2. The microfluidic chip according to claim 1, wherein the substrate further comprises a transition cavity, the sample cavity and the plurality of reagent lumens being located below the transition cavity.

3. The microfluidic chip adapted for molecular diagnostics of claim 1 wherein a plurality of the reagent lumens comprise: a lysate reagent lumen, a first cleaning solution reagent lumen, a second cleaning solution reagent lumen, and an eluent reagent lumen;

the micro valve group comprises a cracking liquid micro valve, a first cleaning liquid micro valve, a second cleaning liquid micro valve and an eluent micro valve;

the first cleaning solution micro valve controls the conduction or cutoff of the first cleaning solution reagent tube cavity and the first channel, the second cleaning solution micro valve controls the conduction or cutoff of the second cleaning solution reagent tube cavity and the first channel, and the eluent micro valve controls the conduction or cutoff of the eluent reagent tube cavity and the first channel.

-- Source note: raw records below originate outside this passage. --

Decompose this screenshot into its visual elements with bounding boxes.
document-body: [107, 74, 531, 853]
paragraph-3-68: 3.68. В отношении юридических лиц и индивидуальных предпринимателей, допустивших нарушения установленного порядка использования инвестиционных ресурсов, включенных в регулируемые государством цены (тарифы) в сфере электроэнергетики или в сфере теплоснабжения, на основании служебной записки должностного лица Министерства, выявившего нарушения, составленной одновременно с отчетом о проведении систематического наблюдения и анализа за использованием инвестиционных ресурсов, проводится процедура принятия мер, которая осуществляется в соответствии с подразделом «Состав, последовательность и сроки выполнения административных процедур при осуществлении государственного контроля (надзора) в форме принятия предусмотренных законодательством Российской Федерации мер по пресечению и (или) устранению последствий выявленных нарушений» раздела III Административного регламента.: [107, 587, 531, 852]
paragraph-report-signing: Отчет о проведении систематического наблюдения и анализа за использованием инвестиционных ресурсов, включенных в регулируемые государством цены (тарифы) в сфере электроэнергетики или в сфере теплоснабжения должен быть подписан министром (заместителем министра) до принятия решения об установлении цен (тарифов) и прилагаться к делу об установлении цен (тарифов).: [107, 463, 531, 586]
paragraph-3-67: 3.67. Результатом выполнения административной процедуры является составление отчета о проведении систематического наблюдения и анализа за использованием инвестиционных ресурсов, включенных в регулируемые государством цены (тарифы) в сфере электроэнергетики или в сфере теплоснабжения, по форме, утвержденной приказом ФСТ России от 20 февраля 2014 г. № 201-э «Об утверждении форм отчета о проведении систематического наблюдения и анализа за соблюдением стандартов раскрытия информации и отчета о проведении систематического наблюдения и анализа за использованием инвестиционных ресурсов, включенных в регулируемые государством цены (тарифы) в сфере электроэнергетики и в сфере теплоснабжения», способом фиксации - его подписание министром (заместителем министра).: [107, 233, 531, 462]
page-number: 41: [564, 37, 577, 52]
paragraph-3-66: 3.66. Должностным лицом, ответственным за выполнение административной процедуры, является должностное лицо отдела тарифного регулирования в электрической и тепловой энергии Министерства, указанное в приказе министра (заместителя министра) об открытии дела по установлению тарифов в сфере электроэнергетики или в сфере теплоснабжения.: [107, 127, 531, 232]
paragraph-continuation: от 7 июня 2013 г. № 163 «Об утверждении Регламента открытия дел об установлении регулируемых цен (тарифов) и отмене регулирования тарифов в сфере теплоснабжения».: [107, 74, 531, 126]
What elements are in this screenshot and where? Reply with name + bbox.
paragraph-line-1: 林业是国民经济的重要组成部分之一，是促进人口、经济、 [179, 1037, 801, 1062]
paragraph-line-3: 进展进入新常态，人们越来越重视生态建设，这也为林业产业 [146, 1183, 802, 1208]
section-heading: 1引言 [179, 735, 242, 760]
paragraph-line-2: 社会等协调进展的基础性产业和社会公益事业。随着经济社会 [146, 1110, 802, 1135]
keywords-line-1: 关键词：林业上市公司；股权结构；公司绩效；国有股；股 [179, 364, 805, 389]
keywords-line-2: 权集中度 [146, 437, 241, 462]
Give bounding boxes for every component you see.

4. The microfluidic chip according to claim 3, wherein the micro valve set further comprises a sample micro valve controlling the conduction or interception of the sample cavity with the first channel.

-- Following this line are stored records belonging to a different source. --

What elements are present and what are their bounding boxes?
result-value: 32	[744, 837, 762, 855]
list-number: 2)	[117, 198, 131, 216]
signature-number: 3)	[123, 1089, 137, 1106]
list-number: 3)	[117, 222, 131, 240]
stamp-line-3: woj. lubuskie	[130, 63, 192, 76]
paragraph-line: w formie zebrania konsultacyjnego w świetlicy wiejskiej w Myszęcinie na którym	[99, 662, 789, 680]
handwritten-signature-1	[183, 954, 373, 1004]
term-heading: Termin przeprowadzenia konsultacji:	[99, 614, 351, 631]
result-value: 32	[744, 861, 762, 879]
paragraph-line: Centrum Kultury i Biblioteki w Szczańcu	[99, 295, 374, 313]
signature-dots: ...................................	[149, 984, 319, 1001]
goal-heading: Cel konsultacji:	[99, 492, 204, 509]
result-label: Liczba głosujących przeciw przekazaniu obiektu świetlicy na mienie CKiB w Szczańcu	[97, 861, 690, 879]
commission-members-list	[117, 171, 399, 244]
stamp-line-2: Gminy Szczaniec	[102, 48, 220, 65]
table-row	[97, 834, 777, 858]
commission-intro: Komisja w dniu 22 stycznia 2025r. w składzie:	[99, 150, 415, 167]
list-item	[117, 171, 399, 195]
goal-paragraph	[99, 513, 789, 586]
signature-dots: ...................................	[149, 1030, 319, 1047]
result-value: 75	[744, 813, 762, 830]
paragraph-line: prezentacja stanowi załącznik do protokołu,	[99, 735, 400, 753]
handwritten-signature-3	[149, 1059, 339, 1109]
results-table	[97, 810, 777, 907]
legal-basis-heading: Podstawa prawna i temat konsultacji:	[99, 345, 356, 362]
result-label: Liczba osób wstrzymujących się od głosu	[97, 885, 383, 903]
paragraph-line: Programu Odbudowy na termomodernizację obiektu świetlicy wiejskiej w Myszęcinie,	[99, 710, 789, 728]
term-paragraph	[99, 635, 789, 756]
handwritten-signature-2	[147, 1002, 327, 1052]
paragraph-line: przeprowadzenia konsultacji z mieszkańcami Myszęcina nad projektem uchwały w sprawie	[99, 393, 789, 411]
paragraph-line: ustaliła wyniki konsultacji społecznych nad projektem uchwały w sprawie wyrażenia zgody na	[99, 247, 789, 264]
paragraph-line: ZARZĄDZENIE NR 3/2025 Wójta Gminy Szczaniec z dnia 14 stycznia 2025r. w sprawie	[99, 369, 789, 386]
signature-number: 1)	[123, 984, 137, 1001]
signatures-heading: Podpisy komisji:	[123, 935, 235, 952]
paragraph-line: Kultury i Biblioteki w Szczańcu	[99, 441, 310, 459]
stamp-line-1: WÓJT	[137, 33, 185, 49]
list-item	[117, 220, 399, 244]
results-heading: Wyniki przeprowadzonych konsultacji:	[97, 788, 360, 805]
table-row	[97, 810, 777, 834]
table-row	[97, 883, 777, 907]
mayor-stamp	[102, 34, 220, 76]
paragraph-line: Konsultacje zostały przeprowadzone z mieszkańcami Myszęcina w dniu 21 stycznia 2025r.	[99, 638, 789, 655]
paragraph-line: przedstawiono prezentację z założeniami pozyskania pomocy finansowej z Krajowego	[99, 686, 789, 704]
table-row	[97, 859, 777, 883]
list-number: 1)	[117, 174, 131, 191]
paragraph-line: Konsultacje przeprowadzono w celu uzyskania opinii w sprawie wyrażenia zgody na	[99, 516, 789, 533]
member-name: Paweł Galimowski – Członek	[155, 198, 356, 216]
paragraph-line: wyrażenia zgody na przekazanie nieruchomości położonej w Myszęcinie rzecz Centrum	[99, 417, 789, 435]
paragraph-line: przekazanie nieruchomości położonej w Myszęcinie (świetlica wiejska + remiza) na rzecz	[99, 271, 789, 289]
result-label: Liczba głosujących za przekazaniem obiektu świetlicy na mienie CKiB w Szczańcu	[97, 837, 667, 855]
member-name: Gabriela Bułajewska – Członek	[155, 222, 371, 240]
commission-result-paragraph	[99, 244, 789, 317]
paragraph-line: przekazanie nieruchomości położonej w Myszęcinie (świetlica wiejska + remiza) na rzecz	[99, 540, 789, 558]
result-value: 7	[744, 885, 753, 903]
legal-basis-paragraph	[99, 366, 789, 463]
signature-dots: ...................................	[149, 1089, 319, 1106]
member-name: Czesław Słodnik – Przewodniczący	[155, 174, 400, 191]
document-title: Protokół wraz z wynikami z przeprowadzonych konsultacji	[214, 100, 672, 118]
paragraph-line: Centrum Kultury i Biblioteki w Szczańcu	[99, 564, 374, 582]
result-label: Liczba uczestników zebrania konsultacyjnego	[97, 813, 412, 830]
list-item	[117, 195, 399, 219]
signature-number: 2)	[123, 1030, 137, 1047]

5. A microfluidic chip adapted for molecular diagnostics according to claim 1 or 3, wherein the microvalve block, the first microvalve and the second microvalve are identical in structure, comprising:

the micro valve ejector rod is positioned at the outer side of the front side sealing film, and the valve core is positioned at the inner side of the front side sealing film, a cavity is formed between the front side sealing film and the valve core, and the cavity is communicated with the first flow channel and the second flow channel.

6. A microfluidic chip adapted for molecular diagnostics according to claim 3, wherein the lysate reagent lumen accommodates a lysate reagent tube, the first wash solution reagent lumen accommodates a first wash solution reagent tube, the second wash solution reagent lumen accommodates a second wash solution reagent tube, and the eluent reagent lumen accommodates an eluent reagent tube;

the lysate reagent tube, the first cleaning solution reagent tube, the second cleaning solution reagent tube and the eluent reagent tube have the same structure, and comprise:

an upper sealing film for covering the upper end of the reagent tube; and the lower sealing film is used for covering the lower end of the reagent tube.

7. The microfluidic chip for molecular diagnostics according to claim 1 wherein the piston assembly further comprises a piston rod inserted into the piston to reciprocate the piston within the piston chamber.